Food, the most important single element in morale, is a crucial factor in World War II, and the struggle for it was one of the major battles last week. The plantings and the harvests of 1941 and 1942, if their power were understood and they were properly geared into the major strategy of the war, might be the determining factor. Certainly the nation which won the Battle of Food would sit at the head of the peace-conference table.

This struggle made the biggest battlefront in World War II—everywhere over the earth between sea level and timber line, wherever things grow and men eat. The Battle of Food was being fought as bitterly as the Battle of the Atlantic, the Battle of Britain, the Battle of Russia. Not many men yet realized that victory in the other great battles would never be as conclusive as a victory in the Battle of Food. But to those who did realize it, the fact was as sharp as a hunger pang. In the U.S. there was as yet no general awareness of the importance of food. But U.S. citizens were due for an awakening.

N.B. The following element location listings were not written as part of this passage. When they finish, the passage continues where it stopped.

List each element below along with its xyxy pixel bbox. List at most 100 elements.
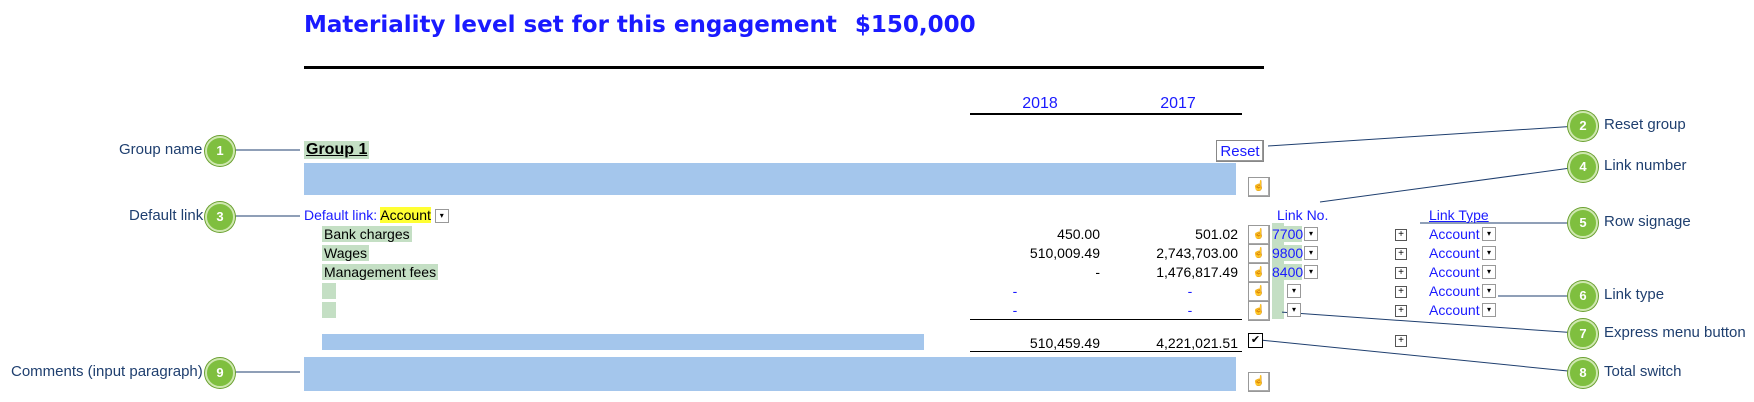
callout-label-comments: Comments (input paragraph)	[11, 363, 203, 380]
row-value-2017: 501.02	[1195, 226, 1238, 242]
chevron-down-icon: ▾	[1486, 286, 1491, 295]
total-signage-toggle[interactable]: +	[1395, 335, 1407, 347]
row-signage-toggle[interactable]: +	[1395, 286, 1407, 298]
subtotal-line	[970, 319, 1242, 320]
callout-badge-9: 9	[205, 358, 235, 388]
callout-label-link-type: Link type	[1604, 286, 1665, 303]
link-number-dropdown[interactable]: ▾	[1304, 265, 1318, 279]
year-header-2017: 2017	[1160, 95, 1196, 112]
link-type-dropdown[interactable]: ▾	[1482, 265, 1496, 279]
group-name[interactable]: Group 1	[304, 141, 370, 159]
callout-badge-5: 5	[1568, 208, 1598, 238]
callout-label-express-menu-button: Express menu button	[1604, 324, 1746, 341]
link-type-value[interactable]: Account	[1429, 245, 1480, 261]
hand-pointer-icon: ☝	[1252, 267, 1266, 278]
hand-pointer-icon: ☝	[1252, 305, 1266, 316]
default-link-label: Default link:	[304, 207, 378, 223]
plus-icon: +	[1398, 286, 1404, 297]
row-signage-toggle[interactable]: +	[1395, 305, 1407, 317]
default-link-value[interactable]: Account	[380, 207, 431, 223]
link-number[interactable]: 9800	[1272, 245, 1304, 261]
group-header-input-bar[interactable]	[304, 163, 1236, 195]
link-number-dropdown[interactable]: ▾	[1287, 303, 1301, 317]
default-link: Default link: Account ▾	[304, 207, 449, 224]
row-value-2018: -	[1012, 283, 1018, 299]
checkmark-icon: ✔	[1250, 334, 1261, 346]
row-signage-toggle[interactable]: +	[1395, 248, 1407, 260]
chevron-down-icon: ▾	[1486, 267, 1491, 276]
link-number-dropdown[interactable]: ▾	[1304, 246, 1318, 260]
comments-input-paragraph[interactable]	[304, 357, 1236, 391]
row-label-bank-charges[interactable]: Bank charges	[322, 226, 412, 242]
chevron-down-icon: ▾	[1308, 267, 1313, 276]
express-menu-button[interactable]: ☝	[1248, 225, 1270, 245]
total-label-input-bar[interactable]	[322, 334, 924, 350]
chevron-down-icon: ▾	[1291, 286, 1296, 295]
row-label-management-fees[interactable]: Management fees	[322, 264, 439, 280]
link-type-dropdown[interactable]: ▾	[1482, 227, 1496, 241]
chevron-down-icon: ▾	[1486, 248, 1491, 257]
row-value-2017: 2,743,703.00	[1156, 245, 1238, 261]
express-menu-button[interactable]: ☝	[1248, 244, 1270, 264]
express-menu-button[interactable]: ☝	[1248, 282, 1270, 302]
callout-label-total-switch: Total switch	[1604, 363, 1682, 380]
total-value-2018: 510,459.49	[1029, 335, 1100, 351]
link-type-dropdown[interactable]: ▾	[1482, 284, 1496, 298]
row-label-empty[interactable]	[322, 302, 336, 318]
link-type-dropdown[interactable]: ▾	[1482, 303, 1496, 317]
callout-label-link-number: Link number	[1604, 157, 1687, 174]
link-type-value[interactable]: Account	[1429, 283, 1480, 299]
total-switch-checkbox[interactable]: ✔	[1248, 333, 1263, 348]
express-menu-button[interactable]: ☝	[1248, 263, 1270, 283]
link-number[interactable]	[1272, 302, 1282, 318]
year-header-underline	[970, 113, 1242, 115]
chevron-down-icon: ▾	[439, 211, 444, 221]
row-value-2018: 510,009.49	[1029, 245, 1100, 261]
link-type-header: Link Type	[1429, 207, 1489, 223]
callout-badge-2: 2	[1568, 111, 1598, 141]
callout-badge-8: 8	[1568, 358, 1598, 388]
row-label-wages[interactable]: Wages	[322, 245, 370, 261]
link-type-value[interactable]: Account	[1429, 226, 1480, 242]
materiality-amount: $150,000	[854, 12, 976, 38]
chevron-down-icon: ▾	[1486, 229, 1491, 238]
express-menu-button[interactable]: ☝	[1248, 301, 1270, 321]
row-signage-toggle[interactable]: +	[1395, 267, 1407, 279]
row-signage-toggle[interactable]: +	[1395, 229, 1407, 241]
link-number[interactable]: 8400	[1272, 264, 1304, 280]
row-label-empty[interactable]	[322, 283, 336, 299]
hand-pointer-icon: ☝	[1252, 181, 1266, 192]
row-value-2018: -	[1095, 264, 1100, 280]
callout-label-default-link: Default link	[129, 207, 204, 224]
express-menu-button-header[interactable]: ☝	[1248, 177, 1270, 197]
callout-badge-1: 1	[205, 136, 235, 166]
row-value-2018: -	[1012, 302, 1018, 318]
total-underline	[970, 351, 1242, 352]
title-divider	[304, 66, 1264, 69]
link-number[interactable]: 7700	[1272, 226, 1304, 242]
row-value-2017: 1,476,817.49	[1156, 264, 1238, 280]
link-number-dropdown[interactable]: ▾	[1287, 284, 1301, 298]
callout-label-row-signage: Row signage	[1604, 213, 1691, 230]
link-number[interactable]	[1272, 283, 1282, 299]
reset-group-button[interactable]: Reset	[1216, 140, 1264, 162]
link-type-dropdown[interactable]: ▾	[1482, 246, 1496, 260]
row-value-2018: 450.00	[1057, 226, 1100, 242]
hand-pointer-icon: ☝	[1252, 376, 1266, 387]
link-no-header: Link No.	[1277, 207, 1329, 223]
link-number-dropdown[interactable]: ▾	[1304, 227, 1318, 241]
plus-icon: +	[1398, 229, 1404, 240]
link-type-value[interactable]: Account	[1429, 264, 1480, 280]
default-link-dropdown[interactable]: ▾	[434, 209, 449, 224]
plus-icon: +	[1398, 335, 1404, 346]
chevron-down-icon: ▾	[1486, 305, 1491, 314]
express-menu-button-comments[interactable]: ☝	[1248, 372, 1270, 392]
link-type-value[interactable]: Account	[1429, 302, 1480, 318]
connector-2	[1267, 125, 1579, 147]
year-header-2018: 2018	[1022, 95, 1058, 112]
callout-badge-4: 4	[1568, 152, 1598, 182]
chevron-down-icon: ▾	[1291, 305, 1296, 314]
hand-pointer-icon: ☝	[1252, 248, 1266, 259]
chevron-down-icon: ▾	[1308, 248, 1313, 257]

The man who was going to wake them up was Claude Raymond Wickard, generalissimo of the U.S. forces in the Battle of Food. He is a 48-year-old Indiana hog farmer. As Secretary of Agriculture he has the most widely developed system of alarm in the history of the earth: his 101,000 agents can personally reach 6,000,000 farmers in the U.S. within 48 hours. And within this week or next, every one of them will be reached.

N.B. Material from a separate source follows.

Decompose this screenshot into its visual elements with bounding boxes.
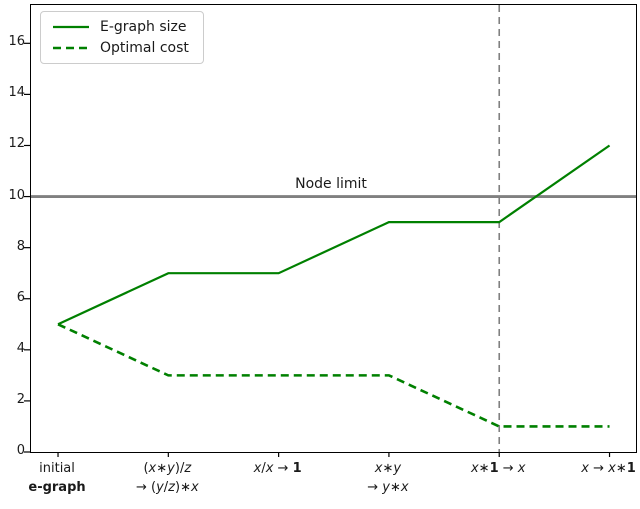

The 30,000,000 farm people who participate in the nation's No. 1 industry will be told of the international emergency. They will be advised to change their crop plans from the five great domestic basic crops—cotton, wheat, corn, tobacco, rice —over to the produce the world needs more desperately—dairy products (milk, eggs, butter, cheese), pork (and lard), beef, fruits, vegetables. They will not be told that they are entering the first phase of the most drastic change in U.S. farm economy since the invention of the harvester.